Senate Republicans recently told MPCA Commissioner Laura Bishop they believe the legislature should be in control of setting emissions standards. They pressed her to schedule public hearings in rural areas of the state where the idea faces more opposition.

Commissioner Bishop said most states that have adopted the California standard did it through the administrative rule-making process, and that state law empowers the MPCA to set clean air standards.

One argument environmentalist offer is that tailpipe exhaust from gasoline-burning vehicles adds to the air quality problems that especially affect those with asthma and other respiratory issues.

"The number of air quality alerts has grown recently.

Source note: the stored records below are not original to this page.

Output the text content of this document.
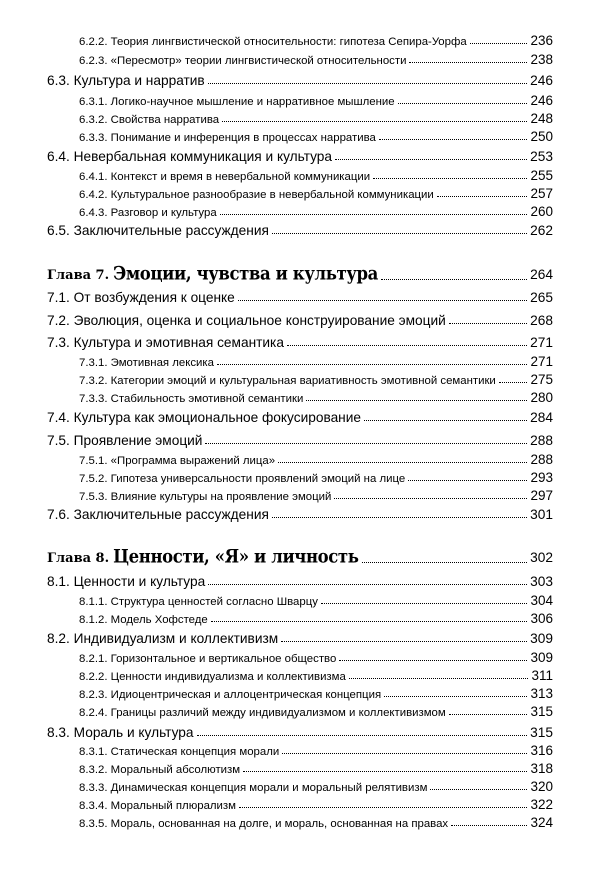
6.2.2. Теория лингвистической относительности: гипотеза Сепира-Уорфа	236
6.2.3. «Пересмотр» теории лингвистической относительности	238
6.3. Культура и нарратив	246
6.3.1. Логико-научное мышление и нарративное мышление	246
6.3.2. Свойства нарратива	248
6.3.3. Понимание и инференция в процессах нарратива	250
6.4. Невербальная коммуникация и культура	253
6.4.1. Контекст и время в невербальной коммуникации	255
6.4.2. Культуральное разнообразие в невербальной коммуникации	257
6.4.3. Разговор и культура	260
6.5. Заключительные рассуждения	262
Глава 7. Эмоции, чувства и культура	264
7.1. От возбуждения к оценке	265
7.2. Эволюция, оценка и социальное конструирование эмоций	268
7.3. Культура и эмотивная семантика	271
7.3.1. Эмотивная лексика	271
7.3.2. Категории эмоций и культуральная вариативность эмотивной семантики	275
7.3.3. Стабильность эмотивной семантики	280
7.4. Культура как эмоциональное фокусирование	284
7.5. Проявление эмоций	288
7.5.1. «Программа выражений лица»	288
7.5.2. Гипотеза универсальности проявлений эмоций на лице	293
7.5.3. Влияние культуры на проявление эмоций	297
7.6. Заключительные рассуждения	301
Глава 8. Ценности, «Я» и личность	302
8.1. Ценности и культура	303
8.1.1. Структура ценностей согласно Шварцу	304
8.1.2. Модель Хофстеде	306
8.2. Индивидуализм и коллективизм	309
8.2.1. Горизонтальное и вертикальное общество	309
8.2.2. Ценности индивидуализма и коллективизма	311
8.2.3. Идиоцентрическая и аллоцентрическая концепция	313
8.2.4. Границы различий между индивидуализмом и коллективизмом	315
8.3. Мораль и культура	315
8.3.1. Статическая концепция морали	316
8.3.2. Моральный абсолютизм	318
8.3.3. Динамическая концепция морали и моральный релятивизм	320
8.3.4. Моральный плюрализм	322
8.3.5. Мораль, основанная на долге, и мораль, основанная на правах	324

This places a burden on people who have asthma, but also adds a huge burden on healthcare costs in Minnesota," Dr. Mike Menzel of Health Professionals for a Healthy Climate said in Tuesday's roundtable.

Josh Houdek of the Sierra Club noted studies that have shown health problems associated with fossil fuel pollution in urban interstate corridors have fallen disproportionately on lower income Minnesotans and people of color.

Dibbled added, "It should be no surprise that folks in those communities suffer from high rates of asthma and cardio and respiratory diseases," Dibble added.